Last month, manufacturer of pharmaceutical processing machinery LB Bohle inaugurated its new Technology Center in Ennigerloh, Germany. The building cost €2m ($2.3m), and is fitted with €3m of process equipment and software.
The Center allows drugmakers to test their products on a continuous production platform, according to spokesman Tobias Borgers, and will help encourage a shift away from batch production, something he said the pharma industry has been slow to do.
“The pharmaceutical industry is a conservative department,” he told in-Pharmatechnologist.com. “In this way they avoid new ways in processing and high costs for new production units.”
Continuous manufacturing brings a number of benefits, he added, including a more flexible approach, speedier reaction to market demands, and a huge saving in time through the use of process analytical technology (PAT) to monitor and verify production.
But “continuous is a totally new way in processing and automation,” he continued, and “an FDA approval is necessary,” which is making pharma firms hesitant to invest.
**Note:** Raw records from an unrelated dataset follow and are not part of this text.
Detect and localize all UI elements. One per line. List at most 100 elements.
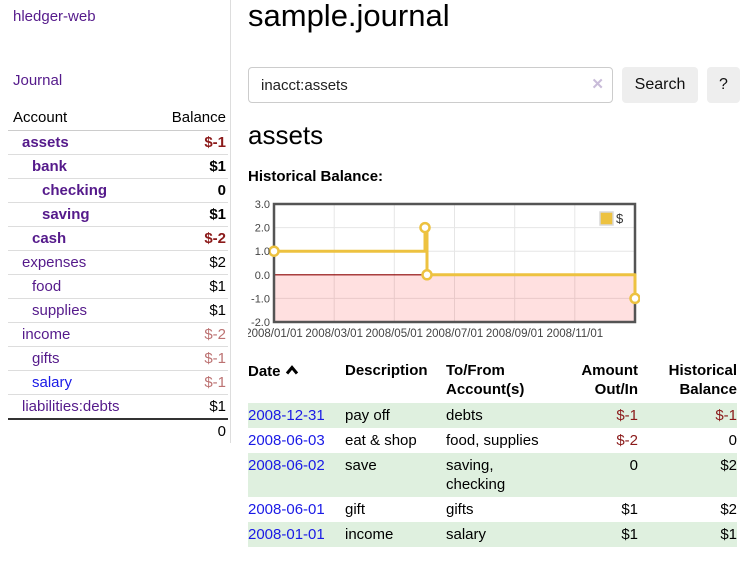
header-line: Historical [669, 362, 737, 379]
transaction-amount: 0 [554, 453, 638, 497]
account-balance: $-2 [150, 323, 228, 347]
data-point [631, 294, 640, 303]
account-row-assets: assets $-1 [8, 131, 228, 155]
data-point [421, 223, 430, 232]
accounts-header-balance: Balance [150, 106, 228, 131]
account-balance: $2 [150, 251, 228, 275]
x-tick: 2008/07/01 [426, 328, 484, 340]
account-row-income: income $-2 [8, 323, 228, 347]
register-header-row: Date Description To/From Account(s) Amou… [248, 358, 737, 403]
help-button[interactable]: ? [707, 67, 740, 103]
transaction-date-link[interactable]: 2008-12-31 [248, 407, 325, 424]
register-row: 2008-12-31 pay off debts $-1 $-1 [248, 403, 737, 428]
account-balance: $1 [150, 275, 228, 299]
account-row-checking: checking 0 [8, 179, 228, 203]
data-point [423, 270, 432, 279]
header-line: Amount [581, 362, 638, 379]
account-link-supplies[interactable]: supplies [32, 302, 87, 319]
account-link-food[interactable]: food [32, 278, 61, 295]
account-link-salary[interactable]: salary [32, 374, 72, 391]
search-box: ✕ [248, 67, 613, 103]
register-header-accounts: To/From Account(s) [446, 358, 554, 403]
sidebar: hledger-web Journal Account Balance asse… [0, 0, 231, 443]
y-tick: 0.0 [255, 270, 270, 282]
transaction-date-link[interactable]: 2008-06-02 [248, 457, 325, 474]
account-row-gifts: gifts $-1 [8, 347, 228, 371]
x-tick: 2008/11/01 [546, 328, 603, 340]
sidebar-item-journal[interactable]: Journal [13, 72, 62, 89]
account-link-assets[interactable]: assets [22, 134, 69, 151]
register-header-amount: Amount Out/In [554, 358, 638, 403]
account-link-income[interactable]: income [22, 326, 70, 343]
account-row-salary: salary $-1 [8, 371, 228, 395]
y-tick: 3.0 [255, 200, 270, 211]
account-link-expenses[interactable]: expenses [22, 254, 86, 271]
register-header-date[interactable]: Date [248, 358, 345, 403]
transaction-accounts: food, supplies [446, 428, 554, 453]
account-balance: 0 [150, 179, 228, 203]
transaction-date-link[interactable]: 2008-01-01 [248, 526, 325, 543]
register-row: 2008-06-03 eat & shop food, supplies $-2… [248, 428, 737, 453]
historical-balance-chart: $ 3.0 2.0 1.0 0.0 -1.0 -2.0 2008/01/01 2… [248, 200, 640, 346]
transaction-balance: 0 [638, 428, 737, 453]
x-tick: 2008/03/01 [305, 328, 363, 340]
main-content: sample.journal ✕ Search ? assets Histori… [248, 0, 737, 582]
account-row-supplies: supplies $1 [8, 299, 228, 323]
account-link-gifts[interactable]: gifts [32, 350, 60, 367]
account-row-bank: bank $1 [8, 155, 228, 179]
search-input[interactable] [248, 67, 613, 103]
account-link-liabilities-debts[interactable]: liabilities:debts [22, 398, 120, 415]
clear-search-icon[interactable]: ✕ [591, 76, 604, 94]
transaction-amount: $1 [554, 497, 638, 522]
transaction-description: eat & shop [345, 428, 446, 453]
chart-title: Historical Balance: [248, 168, 383, 185]
account-balance: $-1 [150, 347, 228, 371]
transaction-description: gift [345, 497, 446, 522]
account-balance: $1 [150, 299, 228, 323]
x-tick: 2008/01/01 [248, 328, 303, 340]
transaction-accounts: gifts [446, 497, 554, 522]
negative-region [274, 275, 635, 322]
header-line: Balance [679, 381, 737, 398]
account-link-saving[interactable]: saving [42, 206, 90, 223]
transaction-description: income [345, 522, 446, 547]
header-line: To/From [446, 362, 505, 379]
transaction-balance: $2 [638, 497, 737, 522]
header-line: Out/In [595, 381, 638, 398]
account-row-saving: saving $1 [8, 203, 228, 227]
register-header-description: Description [345, 358, 446, 403]
accounts-total-row: 0 [8, 419, 228, 443]
account-balance: $-1 [150, 371, 228, 395]
account-link-bank[interactable]: bank [32, 158, 67, 175]
account-balance: $1 [150, 155, 228, 179]
register-header-balance: Historical Balance [638, 358, 737, 403]
date-header-label: Date [248, 363, 281, 380]
accounts-total-value: 0 [150, 419, 228, 443]
transaction-balance: $-1 [638, 403, 737, 428]
register-row: 2008-06-02 save saving, checking 0 $2 [248, 453, 737, 497]
transaction-date-link[interactable]: 2008-06-03 [248, 432, 325, 449]
accounts-table: Account Balance assets $-1 bank $1 check… [8, 106, 228, 443]
data-point [270, 247, 279, 256]
transaction-accounts: salary [446, 522, 554, 547]
sort-ascending-icon [285, 361, 299, 380]
transaction-amount: $-1 [554, 403, 638, 428]
transaction-date-link[interactable]: 2008-06-01 [248, 501, 325, 518]
search-button[interactable]: Search [622, 67, 698, 103]
account-link-checking[interactable]: checking [42, 182, 107, 199]
account-link-cash[interactable]: cash [32, 230, 66, 247]
y-tick: 1.0 [255, 246, 270, 258]
account-balance: $1 [150, 203, 228, 227]
y-tick: 2.0 [255, 223, 270, 235]
search-form: ✕ Search ? [248, 67, 737, 103]
account-heading: assets [248, 120, 323, 151]
header-line: Account(s) [446, 381, 524, 398]
register-row: 2008-06-01 gift gifts $1 $2 [248, 497, 737, 522]
account-balance: $1 [150, 395, 228, 420]
accounts-header-account: Account [8, 106, 150, 131]
transaction-balance: $1 [638, 522, 737, 547]
account-row-expenses: expenses $2 [8, 251, 228, 275]
chart-svg: $ 3.0 2.0 1.0 0.0 -1.0 -2.0 2008/01/01 2… [248, 200, 640, 346]
x-tick: 2008/09/01 [486, 328, 544, 340]
app-brand-link[interactable]: hledger-web [13, 8, 96, 25]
Therefore he hopes LB Bohle’s new facility will help adjust this mind-set: “Customers can test and find solutions in our Technology Center in order to convince themselves of the functionality of the process.”
The Center was set-up in collaboration with a number of industry and research partners – including tablet press firm Korsch, IT firm Siemens, and the Universities of Düsseldorf and Graz – and contains continuous blenders and dosing units, dry/wet granulators, second blending and dosing unit, tablet press and continuous coaters.
“Here at Bohle we create the process development together with our customer and the customer buys not only a machine but also a process,” Borgers told us, adding since the inauguration several top pharma firms have shown interest in these platforms.